Short Thoughts Vol. 1

I saw a blog post that included a comic making fun of the idea that Huckleberry Hound and Yogi Bear were “adult cartoons”, as they were advertised in the 60’s. This seems silly considering the shows but the idea that cartoons and animation were purely the domain of children’s media is purely a product of the 80’s. That’s when American television animation doubled down on being toy advertisements because Reagan loosened TV regulations on programs aimed at kids. Allowing companies to target kids with shows produced as cheaply as possible with equally poor animation and stories to match solely to get them to buy. The 80’s is often considered the nadir of American animation. Some people now fondly remember the original 1985 ThunderCats, as the recent controversy about the design suggests, but that’s mostly nostalgia with that shows production standards being middling at best with production outsourced to cheaper Japanese animators.

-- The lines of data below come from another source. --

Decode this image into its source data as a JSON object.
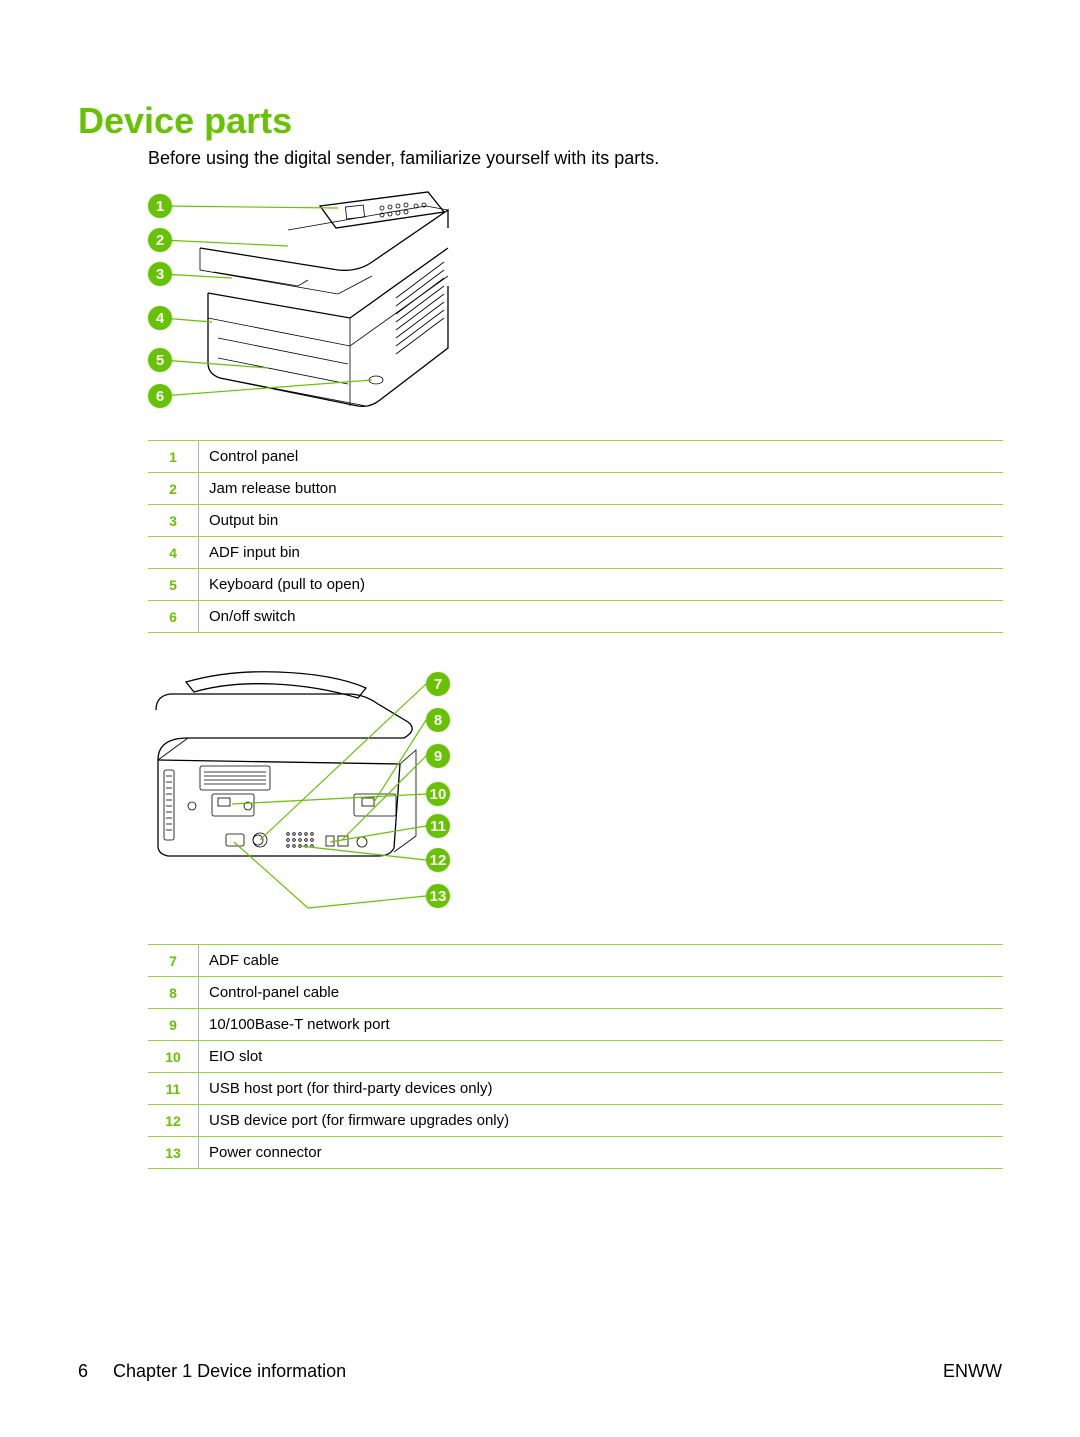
{
  "heading": "Device parts",
  "intro": "Before using the digital sender, familiarize yourself with its parts.",
  "accent_color": "#66c203",
  "border_color": "#99d24d",
  "diagram1": {
    "callouts": [
      {
        "n": "1"
      },
      {
        "n": "2"
      },
      {
        "n": "3"
      },
      {
        "n": "4"
      },
      {
        "n": "5"
      },
      {
        "n": "6"
      }
    ]
  },
  "table1": {
    "rows": [
      {
        "n": "1",
        "label": "Control panel"
      },
      {
        "n": "2",
        "label": "Jam release button"
      },
      {
        "n": "3",
        "label": "Output bin"
      },
      {
        "n": "4",
        "label": "ADF input bin"
      },
      {
        "n": "5",
        "label": "Keyboard (pull to open)"
      },
      {
        "n": "6",
        "label": "On/off switch"
      }
    ]
  },
  "diagram2": {
    "callouts": [
      {
        "n": "7"
      },
      {
        "n": "8"
      },
      {
        "n": "9"
      },
      {
        "n": "10"
      },
      {
        "n": "11"
      },
      {
        "n": "12"
      },
      {
        "n": "13"
      }
    ]
  },
  "table2": {
    "rows": [
      {
        "n": "7",
        "label": "ADF cable"
      },
      {
        "n": "8",
        "label": "Control-panel cable"
      },
      {
        "n": "9",
        "label": "10/100Base-T network port"
      },
      {
        "n": "10",
        "label": "EIO slot"
      },
      {
        "n": "11",
        "label": "USB host port (for third-party devices only)"
      },
      {
        "n": "12",
        "label": "USB device port (for firmware upgrades only)"
      },
      {
        "n": "13",
        "label": "Power connector"
      }
    ]
  },
  "footer": {
    "page_number": "6",
    "chapter": "Chapter 1   Device information",
    "right": "ENWW"
  }
}
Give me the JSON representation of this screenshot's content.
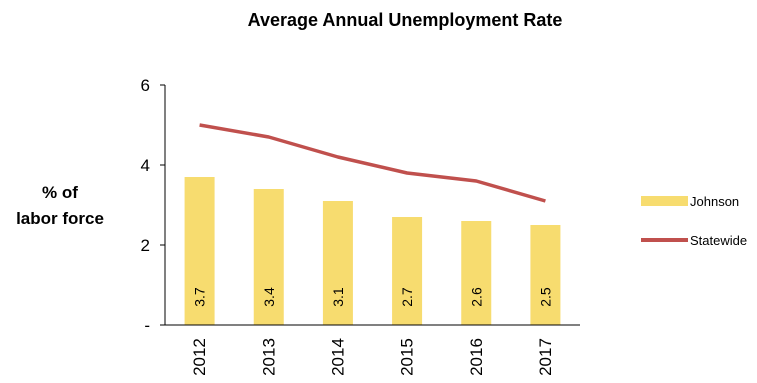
{
  "chart_data": {
    "type": "bar",
    "title": "Average Annual Unemployment Rate",
    "ylabel_lines": [
      "% of",
      "labor force"
    ],
    "xlabel": "",
    "categories": [
      "2012",
      "2013",
      "2014",
      "2015",
      "2016",
      "2017"
    ],
    "ylim": [
      0,
      6
    ],
    "y_ticks": [
      {
        "value": 0,
        "label": "-"
      },
      {
        "value": 2,
        "label": "2"
      },
      {
        "value": 4,
        "label": "4"
      },
      {
        "value": 6,
        "label": "6"
      }
    ],
    "grid": false,
    "legend_position": "right",
    "series": [
      {
        "name": "Johnson",
        "type": "bar",
        "color": "#F7DC6F",
        "values": [
          3.7,
          3.4,
          3.1,
          2.7,
          2.6,
          2.5
        ],
        "data_labels": [
          "3.7",
          "3.4",
          "3.1",
          "2.7",
          "2.6",
          "2.5"
        ]
      },
      {
        "name": "Statewide",
        "type": "line",
        "color": "#C0504D",
        "values": [
          5.0,
          4.7,
          4.2,
          3.8,
          3.6,
          3.1
        ]
      }
    ]
  }
}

The Audience of Classic Disney

Theses days classic Disney films as primarily thought of children’s entertainment but many of the Disney films from the 30’s through 50’s like Snow White were meant for a wider audience. The style of animation used in Golden Age Disney films was extremely labor intensive and expensive. Walt Disney basically bet the studio on Snow White which cost nearly $1.5 million (about $26 million in 2018 dollars) to produce, at the time only major films from MGM, the most lavish of classic Hollywood studios, cost more to make and for films that had a run time of 2+ hours not 83 minutes. The ballooning expanse is also why Disney abandoned that production style after Sleeping Beauty.

Steven Universe’s Broadcast Schedule

Sometime ago I watched Steven Universe and while researching the show the broadcast times stuck out. For a show of its popularity, and new episodes get pretty good ratings, Steven Universe is pretty rarely on television, during season 5 of the show new episodes were broadcast at 7:30 pm to 8 and reruns every weekday at 6 am. This is baffling if you’re familiar with the show from its loud, and pretty large, online presence until you look at the shows around that time slot and suddenly things become clearer, specifically the nighttime adult animation block which starts at 8pm and runs until 6 am. A block that starts either after new Steven Universe airs or ends before the reruns of Steven Universe airs. Steven Universe doesn’t get endlessly rerun like Teen Titans GO due to former’s audience being older than Cartoon Networks target demographic.

It will be interesting to see how Steven Universe is remembered down the line in this respect, because so much of the fondness for shows like Doug was a result of kids watching endless reruns of them. Its why I remember Xena despite not having seen it years because it was on broadcast television all the time when I was growing up. Although Steven Universe is also available online so maybe it won’t matter as much.